Large wooden carts laden with tens of thousands of pounds of ammonium nitrate have been observed numerous times crossing the border from the Turkish town of Akcakale into ISIS controlled Tel Abyad, only to return later empty.
“Four times on two recent days, reporters for The New York Times saw large wooden carts loaded with fertiliser enter the crossing and come back empty a short time later. The workers then refilled their carts from a pile of sacks as large as a semi-truck in a nearby lot,” the Times notes.
Ammonium nitrate is a fairly common and effective fertiliser that can also function as an extremely powerful explosive if mixed with fuel. The fertiliser was used by Timothy McVeigh in the Oklahoma City Bombing, and the sale of the compound is regulated by the US internally.
Ayhan’s comments reflect the overall difficulties of tackling smuggling in Turkey. Ankara has banned trade and support for ISIS, yet the majority of Turks living along the border region depend upon cross-border trade for their livelihood. This need for trade benefits whoever controls adjacent territory to the Turkish border.
Over the course of the Syrian war, Turkey’s border policy has facilitated the rise of ISIS along Turkey’s southern border as Ankara focused on toppling Syrian dictator Bashar al-Assad.

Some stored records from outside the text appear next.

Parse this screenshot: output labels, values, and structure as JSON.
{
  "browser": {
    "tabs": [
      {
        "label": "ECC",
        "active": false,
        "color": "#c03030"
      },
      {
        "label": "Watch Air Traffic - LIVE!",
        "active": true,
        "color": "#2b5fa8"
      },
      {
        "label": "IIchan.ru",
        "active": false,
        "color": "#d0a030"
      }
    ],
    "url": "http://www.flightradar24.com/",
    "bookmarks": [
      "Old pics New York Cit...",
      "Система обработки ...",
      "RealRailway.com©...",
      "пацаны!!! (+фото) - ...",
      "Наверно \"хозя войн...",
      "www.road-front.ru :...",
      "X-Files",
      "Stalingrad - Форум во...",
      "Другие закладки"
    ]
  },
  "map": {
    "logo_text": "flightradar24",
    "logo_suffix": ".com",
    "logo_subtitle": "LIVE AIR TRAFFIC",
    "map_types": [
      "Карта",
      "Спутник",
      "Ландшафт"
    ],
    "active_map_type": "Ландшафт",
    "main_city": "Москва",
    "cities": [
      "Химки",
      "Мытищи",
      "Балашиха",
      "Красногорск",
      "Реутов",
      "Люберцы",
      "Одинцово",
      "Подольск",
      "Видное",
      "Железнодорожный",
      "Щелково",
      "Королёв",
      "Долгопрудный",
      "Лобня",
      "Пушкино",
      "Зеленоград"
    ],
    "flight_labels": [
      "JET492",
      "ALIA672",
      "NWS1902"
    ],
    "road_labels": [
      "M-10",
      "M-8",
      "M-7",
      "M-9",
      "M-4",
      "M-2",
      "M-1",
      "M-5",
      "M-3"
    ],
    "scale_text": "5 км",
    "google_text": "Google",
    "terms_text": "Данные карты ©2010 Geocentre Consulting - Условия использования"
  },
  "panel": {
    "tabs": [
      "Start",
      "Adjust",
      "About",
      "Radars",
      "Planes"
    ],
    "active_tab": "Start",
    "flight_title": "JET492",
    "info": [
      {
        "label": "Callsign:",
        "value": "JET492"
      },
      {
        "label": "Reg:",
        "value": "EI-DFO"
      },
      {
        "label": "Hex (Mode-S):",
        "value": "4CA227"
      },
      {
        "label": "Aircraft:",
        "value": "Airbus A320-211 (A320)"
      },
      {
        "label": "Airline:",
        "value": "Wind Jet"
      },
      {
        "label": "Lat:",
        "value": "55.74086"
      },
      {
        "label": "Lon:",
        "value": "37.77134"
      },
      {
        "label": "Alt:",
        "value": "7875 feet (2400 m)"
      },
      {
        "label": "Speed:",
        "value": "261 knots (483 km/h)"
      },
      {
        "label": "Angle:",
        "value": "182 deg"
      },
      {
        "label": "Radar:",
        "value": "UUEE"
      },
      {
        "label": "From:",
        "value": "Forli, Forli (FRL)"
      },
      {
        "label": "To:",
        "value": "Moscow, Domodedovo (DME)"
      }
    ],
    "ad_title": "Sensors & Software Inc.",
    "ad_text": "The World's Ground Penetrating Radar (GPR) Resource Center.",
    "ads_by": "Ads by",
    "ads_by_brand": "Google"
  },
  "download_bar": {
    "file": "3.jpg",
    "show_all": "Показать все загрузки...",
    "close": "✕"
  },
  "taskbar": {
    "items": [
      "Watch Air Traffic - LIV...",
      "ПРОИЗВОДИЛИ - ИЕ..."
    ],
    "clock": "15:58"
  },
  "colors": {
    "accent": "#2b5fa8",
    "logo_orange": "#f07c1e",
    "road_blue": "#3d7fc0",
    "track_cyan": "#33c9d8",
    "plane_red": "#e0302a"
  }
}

In recent months, Ankara has taken additional steps to close its porous border with its southern neighbour, but the actions came as too little too late to counteract the rise of jihadists. And now Turkey faces danger when cracking down on the racket that ISIS has built.
Turkey “inadvertently created a mechanism that can yield blowback for them that could be extremely painful,” Dr. Jonathan Schanzer, vice president of research at the Foundation of Defence of Democracy, told Business Insider in November.
“You have a lot of people now that are invested in the business of extremism in Turkey,” Schanzer added. “If you start to challenge that, it raises significant questions of whether” those benefiting will allow a crackdown to take place without repercussions on Turkish soil.
Ankara has refused to allow the US-led anti-ISIS coalition to launch military strikes from Turkish soil, although there are ongoing discussions to allow US drones to operate out of Incirlik air base close to the border with Syria. Turkey and the US have also begun to cooperate on attempts to train moderate Syrian rebels.